Turkish cartoonists protest infringements on expression

Amberin Zaman Special to the Los Angeles Times

ANKARA, Turkey — This nation’s best-known political cartoonists gathered in Istanbul on Wednesday to protest legal action taken by the prime minister against artists who criticized him through their work.

Members of the Turkish Cartoonists Association accuse Prime Minister Recep Tayyip Erdogan of trying to stifle free expression even as Turkey is preparing to launch talks to win membership in the European Union.

“We cartoonists have long faced pressure from politicians,” Metin Peker, the association’s president, said at a news conference. “Just as we thought those dark days were over, we have been confronted with this.”

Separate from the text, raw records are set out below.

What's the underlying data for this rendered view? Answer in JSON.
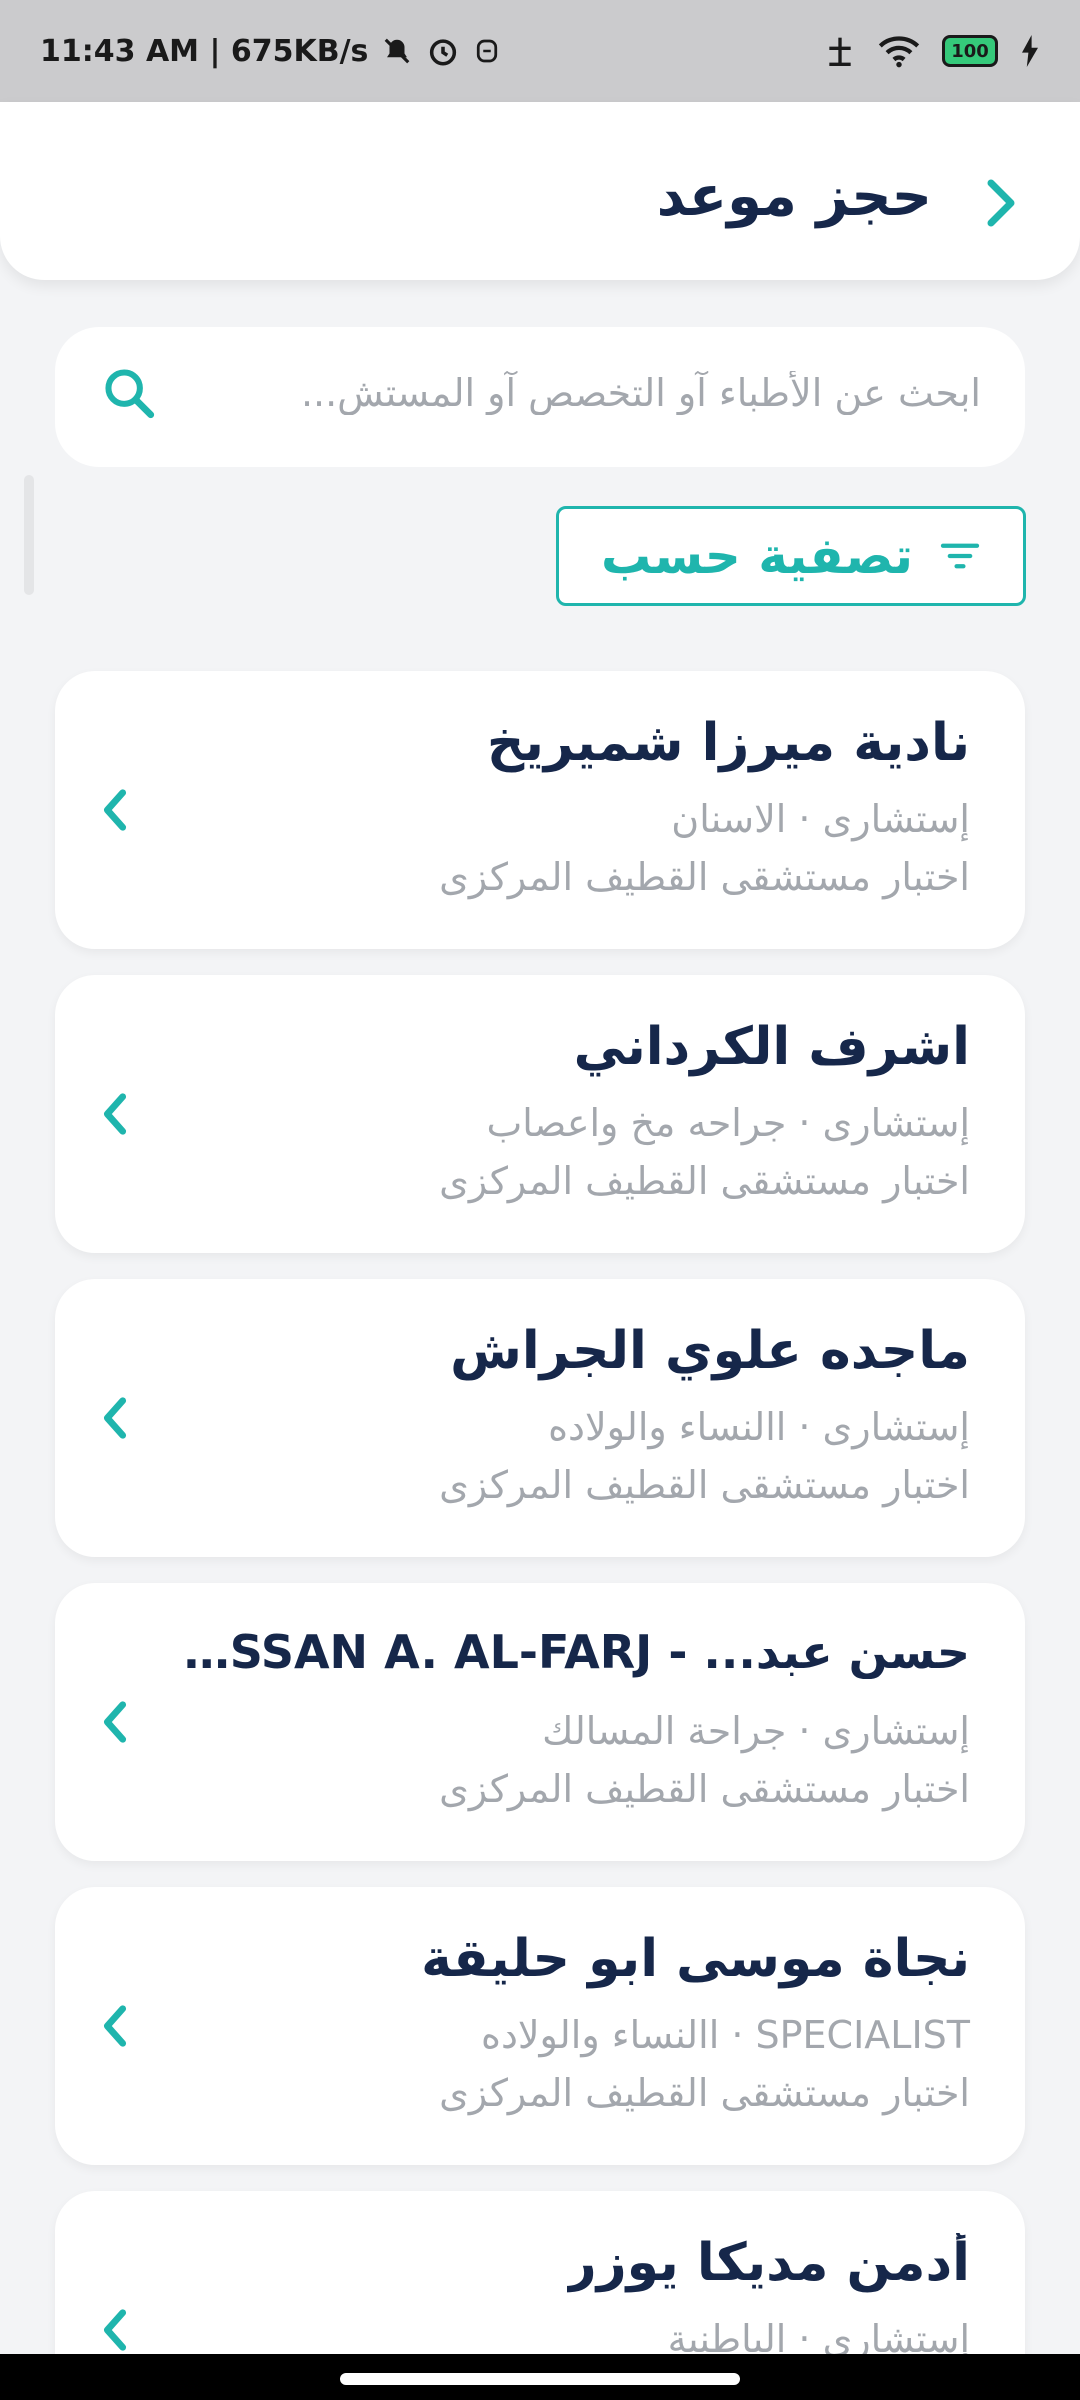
{
  "status_bar": {
    "time_speed": "11:43 AM | 675KB/s",
    "battery": "100"
  },
  "header": {
    "title": "حجز موعد"
  },
  "search": {
    "placeholder": "ابحث عن الأطباء آو التخصص آو المستش..."
  },
  "filter": {
    "label": "تصفية حسب"
  },
  "doctors": [
    {
      "name": "نادية ميرزا شميريخ",
      "specialty": "إستشارى · الاسنان",
      "hospital": "اختبار مستشقى القطيف المركزى"
    },
    {
      "name": "اشرف الكرداني",
      "specialty": "إستشارى · جراحه مخ واعصاب",
      "hospital": "اختبار مستشقى القطيف المركزى"
    },
    {
      "name": "ماجده علوي الجراش",
      "specialty": "إستشارى · االنساء والولاده",
      "hospital": "اختبار مستشقى القطيف المركزى"
    },
    {
      "name": "حسن عبد... - HASSAN A. AL-FARJ",
      "specialty": "إستشارى · جراحة المسالك",
      "hospital": "اختبار مستشقى القطيف المركزى"
    },
    {
      "name": "نجاة موسى ابو حليقة",
      "specialty": "SPECIALIST · االنساء والولاده",
      "hospital": "اختبار مستشقى القطيف المركزى"
    },
    {
      "name": "أدمن مديكا يوزر",
      "specialty": "إستشارى · الباطنية",
      "hospital": ""
    }
  ],
  "colors": {
    "accent": "#1fb5ad",
    "title": "#16274a",
    "muted": "#a3a7ad",
    "background": "#f3f4f6"
  },
  "icons": {
    "back": "chevron-right-icon",
    "search": "search-icon",
    "filter": "filter-icon",
    "row": "chevron-left-icon"
  }
}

Peker was referring to a defamation suit filed recently by Erdogan against Musa Kart, a cartoonist for the secular daily newspaper Cumhuriyet. Kart was fined $3,500 by an Ankara court last week on charges of assailing Erdogan’s honor in a cartoon that depicted him as a cat enmeshed in a ball of wool.

The work was published by Cumhuriyet in May, when the Turkish leader proposed legislation that would allow graduates of Islamic clerical training schools to enter secular universities. In the cartoon, Erdogan says in part: “Do not create tensions.”

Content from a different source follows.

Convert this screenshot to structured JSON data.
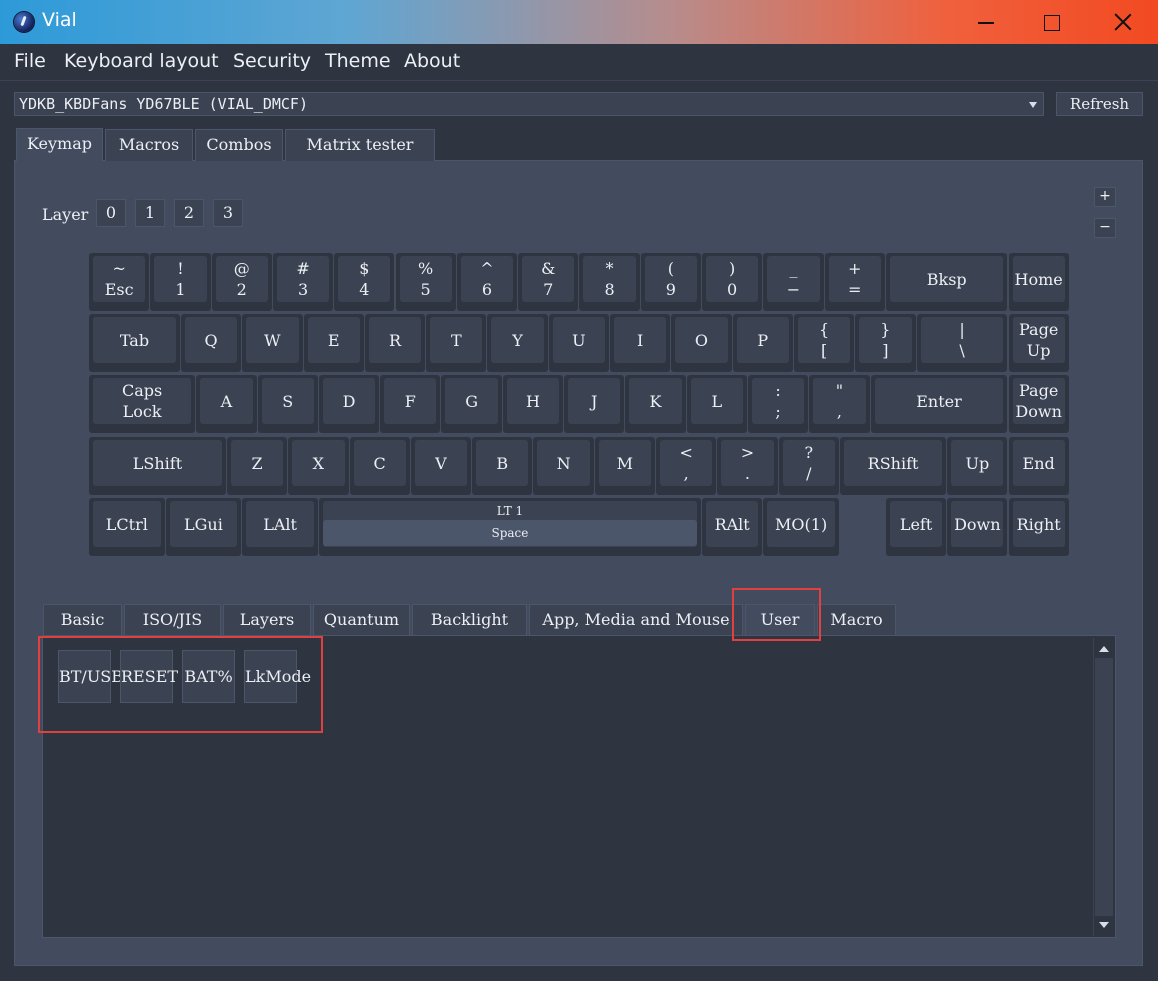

Turkish secularists accused the former Islamist leader of doing just that by trying to increase the role of Islam in public life. The bill was rejected by the country’s secularist president, Ahmet Necdet Sezer.

Kart denies that he insulted Erdogan.

“I was merely trying to show that he had become trapped in his own rhetoric,” Kart said Wednesday in a telephone interview, adding that he would appeal the verdict.